À rebour del 1884 (titolo tradotto in italiano con A ritroso o anche Controcorrente) rappresenta il primo successo editoriale di Huysmans precedente alla conversione, e costituisce già una prima “rottura”, seppur solo artistica, col passato, ossia col Naturalismo vero e proprio. In tale romanzo le qualità letterarie, l’estetismo, l’erudizione e le stravaganze di Huysmans si combinano in un tentativo di dare un senso alla propria esistenza costruendone una tutta artificiale, in un ambiente altrettanto artificiale plasmato dal genio estetico dello scrittore, il quale si isola e chiude le porte a un mondo che lo disgusta, basato solo su utilità e profitto, e si dedica a costruire un microcosmo a sua immagine: lo arreda con gusto ricercato e sofisticatissimo attraverso piante rare, pietre preziose, profumi rari, opere d’arte e libri dal tocco esotico e dal profondo significato simbolico, che solo il protagonista poteva cogliere e ordinare nel proprio mondo interiore, per soddisfare così il suo inesausto desiderio del bello. La vita esterna e di relazione, invece, è praticamente nulla e volta alla più completa dissolutezza. Des Esseints, il protagonista del romanzo che altri non è se non l’autore stesso, passa dai piaceri carnali a quelli procurati dall’assistere alle pompe della liturgia cattolica, coi suoi inni antichissimi e lo splendore del canto gregoriano ben eseguito, intendendoli non come due poli “spirituali” che si oppongono, ma come due momenti diversi di un unico piacere da assaporare. Ma tutto ciò non può durare a lungo e il contrasto comincia a manifestarsi. Non può durare a lungo neppure questo artificioso stile di vita: la nevrosi dilaga e il medico lo rispedisce dalla periferia, dove si era sistemato creando il suo mondo artificiale, a Parigi. E con la nevrosi lo scavo intellettuale e interiore di Huysmans, grandissimo peccatore, misantropo ma uomo di intelligenza acuta e mai banale, snob ma non radical chic, prosegue, e sebbene ancora sordo ai richiami di una formazione religiosa – che aveva ricevuto da ragazzo per poi rigettarla come “infantile” – l’opera della Grazia comincia poco alla volta a insinuarsi nella sua anima ferita: e ciò proprio attraverso la bellezza della mistica, del canto e della liturgia.

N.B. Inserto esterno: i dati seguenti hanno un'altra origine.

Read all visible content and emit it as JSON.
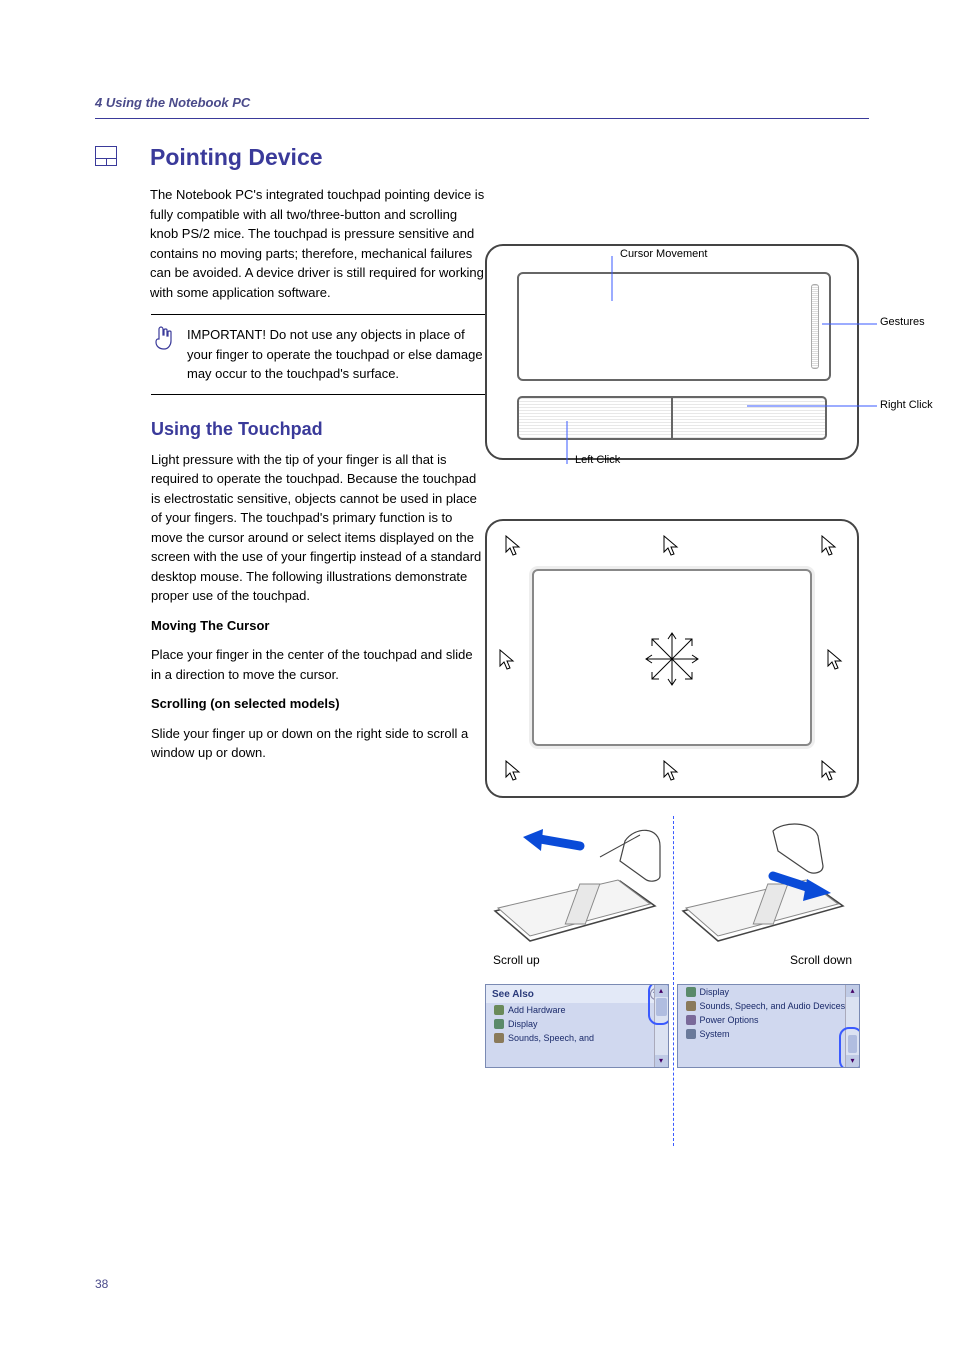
{
  "header": {
    "section": "4    Using the Notebook PC",
    "section_short": "4"
  },
  "title": "Pointing Device",
  "intro": "The Notebook PC's integrated touchpad pointing device is fully compatible with all two/three-button and scrolling knob PS/2 mice. The touchpad is pressure sensitive and contains no moving parts; therefore, mechanical failures can be avoided. A device driver is still required for working with some application software.",
  "important": "IMPORTANT! Do not use any objects in place of your finger to operate the touchpad or else damage may occur to the touchpad's surface.",
  "using_heading": "Using the Touchpad",
  "using_p1": "Light pressure with the tip of your finger is all that is required to operate the touchpad. Because the touchpad is electrostatic sensitive, objects cannot be used in place of your fingers. The touchpad's primary function is to move the cursor around or select items displayed on the screen with the use of your fingertip instead of a standard desktop mouse. The following illustrations demonstrate proper use of the touchpad.",
  "moving_heading": "Moving The Cursor",
  "moving_p": "Place your finger in the center of the touchpad and slide in a direction to move the cursor.",
  "scrolling_heading": "Scrolling (on selected models)",
  "scrolling_p": "Slide your finger up or down on the right side to scroll a window up or down.",
  "figure1": {
    "cursor_movement": "Cursor Movement",
    "gestures": "Gestures",
    "right_click": "Right Click",
    "left_click": "Left Click"
  },
  "figure3": {
    "scroll_up": "Scroll up",
    "scroll_down": "Scroll down"
  },
  "figure4": {
    "panel_left": {
      "header": "See Also",
      "items": [
        "Add Hardware",
        "Display",
        "Sounds, Speech, and"
      ]
    },
    "panel_right": {
      "items": [
        "Display",
        "Sounds, Speech, and Audio Devices",
        "Power Options",
        "System"
      ]
    }
  },
  "footer": {
    "page": "38"
  }
}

Emblematico rimane il commento del critico Barbey d’Aurevilly dopo il successo di À rebour: «Dopo un libro simile all’autore non resta che una scelta: o la canna di una pistola o i piedi della croce».

 

Nel successivo Là-bas (in italiano: Laggiù o L’abisso), scritto nel 1891 e vero best seller dell’epoca, la malsana curiosità dello scrittore, intrisa di sensualità, sollecitato dagli studi che sta compiendo su Gilles de Rais (luogotenente di santa Giovanna d’Arco e caso clamoroso di mostruosa violenza pedofila associata a pratiche satanistiche) sente il bisogno di esplorare il mondo dell’occultismo e del satanismo, dove sesso e spiritualità rovesciata si incontrano, e dal cui squallore malefico pure un peccatore del suo calibro si sente scosso. Quell’esperienza estrema, raccontata nel romanzo, diviene infatti un provvidenziale choc: non solo per il suo nuovo alter ego romanzesco, Durtal, ma soprattutto per Huysmans stesso.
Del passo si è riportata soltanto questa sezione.